From January through December of 2013, “the cable news audience, by nearly all measures, declined,” the Journalism Project staff noted. “The combined median prime-time viewership of the three major news channels -- CNN, Fox News and MSNBC -- dropped 11 percent to about 3 million, the smallest it has been since 2007.”
Meanwhile, the daytime audience for cable news “was more stable, holding flat at about 2 million viewers across the three news channels,” the staff stated. “CNN (up 12 percent) and Fox (up 2 percent) actually experienced growth,” which “was counterbalanced by more deep losses at MSNBC (down 15.5 percent).”
In simpler terms, MSNBC is enduring nearly twice the viewership loss suffered by CNN and four times that sustained by the Fox News Channel. Those amounts are even more graphic considering how few viewers CNN and MSNBC have to begin with.
All three networks benefit greatly from licensing fees, which cable channels charge to providers in exchange for the right to carry their programming. Sixty-four percent of CNN's revenue is derived from such costs. At the same time, Fox receives 58 percent, while MSNBC gets about 51 percent of its income from this source.
This is how such low-rated networks as CNN and MSNBC survive. They would be unable to function at the level they do with just advertising. Bundled cable packages that force millions of Americans to buy channels they would not pay for otherwise is what keeps such left-wing networks afloat.
The release of the poll inspired Dylan Byers, a media reporter for the Politico website, to tell the story of the “Lean Forward” network “in a nutshell.” They're in trouble:
It rose to prominence on its criticism of George W. Bush, peaked during Barack Obama's historic 2008 campaign, and, by criticizing Republicans and championing liberal causes, sustained its viewership in the years that followed.
Until now.
“Conventional wisdom has it that cable news doesn't have much of a future,” Byers continued. “The audience is old and getting older, the television landscape is growing more and more fractured, appointment viewing is becoming a thing of the past, etc.”

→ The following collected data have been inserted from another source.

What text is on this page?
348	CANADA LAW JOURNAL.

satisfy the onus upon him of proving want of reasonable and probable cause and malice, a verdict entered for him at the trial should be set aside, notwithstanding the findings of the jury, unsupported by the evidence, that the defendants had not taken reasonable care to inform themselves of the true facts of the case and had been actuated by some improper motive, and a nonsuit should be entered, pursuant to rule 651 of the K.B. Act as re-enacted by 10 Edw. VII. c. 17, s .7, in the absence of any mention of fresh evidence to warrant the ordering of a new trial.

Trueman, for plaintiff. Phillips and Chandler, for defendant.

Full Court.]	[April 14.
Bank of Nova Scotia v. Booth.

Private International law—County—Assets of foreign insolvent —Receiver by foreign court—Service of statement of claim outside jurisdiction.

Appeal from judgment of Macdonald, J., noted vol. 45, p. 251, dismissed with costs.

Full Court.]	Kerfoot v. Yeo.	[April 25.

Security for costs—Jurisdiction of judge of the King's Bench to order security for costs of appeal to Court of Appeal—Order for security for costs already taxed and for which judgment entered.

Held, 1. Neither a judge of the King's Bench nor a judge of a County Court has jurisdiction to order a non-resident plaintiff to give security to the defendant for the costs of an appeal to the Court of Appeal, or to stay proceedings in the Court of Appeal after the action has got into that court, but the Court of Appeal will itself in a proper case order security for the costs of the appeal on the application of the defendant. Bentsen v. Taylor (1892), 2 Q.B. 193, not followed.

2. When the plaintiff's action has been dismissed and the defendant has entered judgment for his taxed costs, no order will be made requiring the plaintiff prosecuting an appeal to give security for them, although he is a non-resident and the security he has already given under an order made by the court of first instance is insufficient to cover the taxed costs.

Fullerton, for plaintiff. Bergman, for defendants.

In addition, “Obama's presidency has turned into a slog, and MSNBC isn't compelling,” he declared. “Prime time is just hours of what often seems like feigned outrage. And the daytime strategy -- giving shows to kids in their 20s and 30s in an apparent bid to reach the youths -- is comically bad and rendered absurd at every commercial break when the catheter ads come on.”
So what is Byers' solution to the liberal channel's downward spiral? He asserted:
2016 will help MSNBC, as it will help all cable news networks, but that's not a long-term business strategy. The network needs to figure out what it's going to do in the off years.
There are a few powerful brands that are worth maintaining -- Rachel Maddow, Chris Matthews, Morning Joe -- but the rest is in need of a restart.
While providing another view of the cable channel's predicament, Erik Wemple -- media blogger for the Washington Post – claimed that he had “spent much of 2013 laser-focused on MSNBC’s daytime product.”
As a result, “the network's double-digit audience reduction came as no surprise” to him because “ripping up the template is no easy matter at a place like MSNBC.”
“Move away from 'analysis,'” which company president Phil Griffin “likes to call the network’s progressive tilt, and you risk duplicating the up-the-middle approach of CNN, which can get tedious,” Wemple asserted. “Move farther to the left, and you get hammered by the critics. What fun.”
While MSNBC might get a small boost as the November midterm election draws ever closer, the network will then have no choice but to leap feet first into the next presidential contest. Can they maintain the interest of liberals until November of 2016, or will only Fox News and CNN remain to report on that battle for occupancy of the White House?